Sicherheitsexperte: "Man kann jeden betrügen"
"Die Kriminellen suchen neue Wege, um an die Informationen zu kommen, die sie von den Leuten haben wollen", sagte Kaspersky. "Man kann jeden betrügen." So seien die Kunden einer Bank gebeten worden, ein Word-Dokument auszudrucken, ihre Kundendaten einzutragen und es an eine bestimmte FAX-Nummer zu schicken. In Japan hätten Hacker die Kundendatei einer Bank geknackt und CDs mit bösartiger Software an alle verschickt. "Es gibt eine Menge Möglichkeiten", sagte der Viren-Experte. "Obwohl hunderte von Internet-Kriminellen verhaftet wurden, hatten wir doppelt so viele Typen bösartiger Software. Das ist ein florierendes Geschäft."
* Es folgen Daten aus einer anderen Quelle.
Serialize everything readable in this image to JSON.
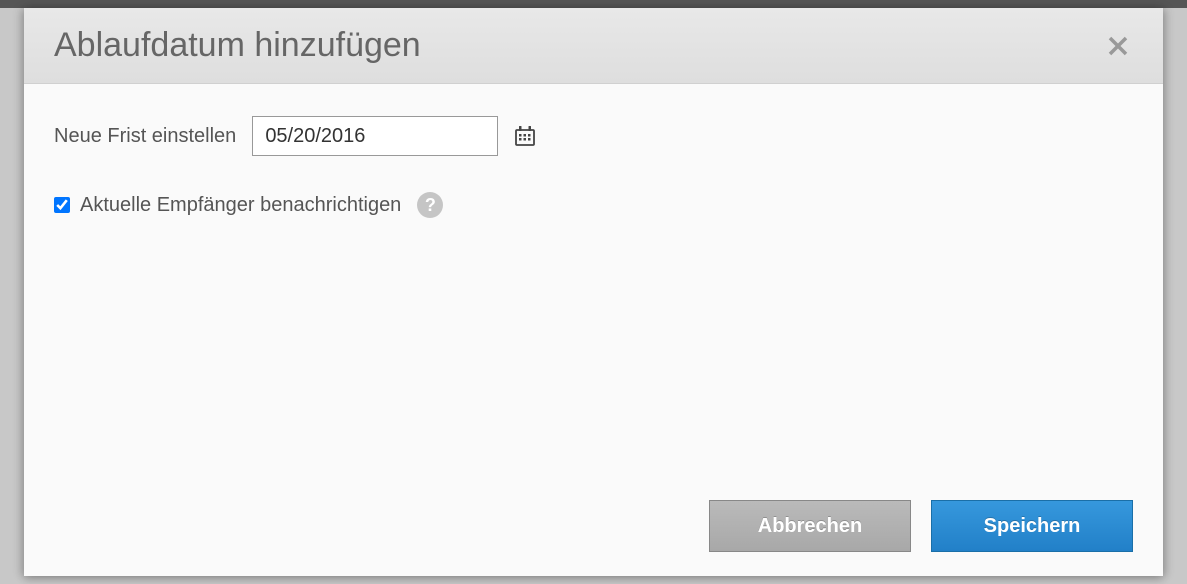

Der Großteil der Angriffe komme aus China und spanisch- oder portugiesischsprachigen Ländern, aber auch aus der ehemaligen Sowjetunion und Osteuropa. Dabei komme den Kriminellen die Naivität vieler Internet-Nutzer zugute. "Manche Leute denken einfach, dass das Internet eine Art virtuelle Welt darstellt", sagte Kaspersky. "Aber aus dieser virtuellen Welt hat man Zugang zu Informationen aus der realen Welt wie etwa Kontozugangsdaten." Viele machten sich immer noch nicht ausreichend Gedanken über Sicherheitsfragen.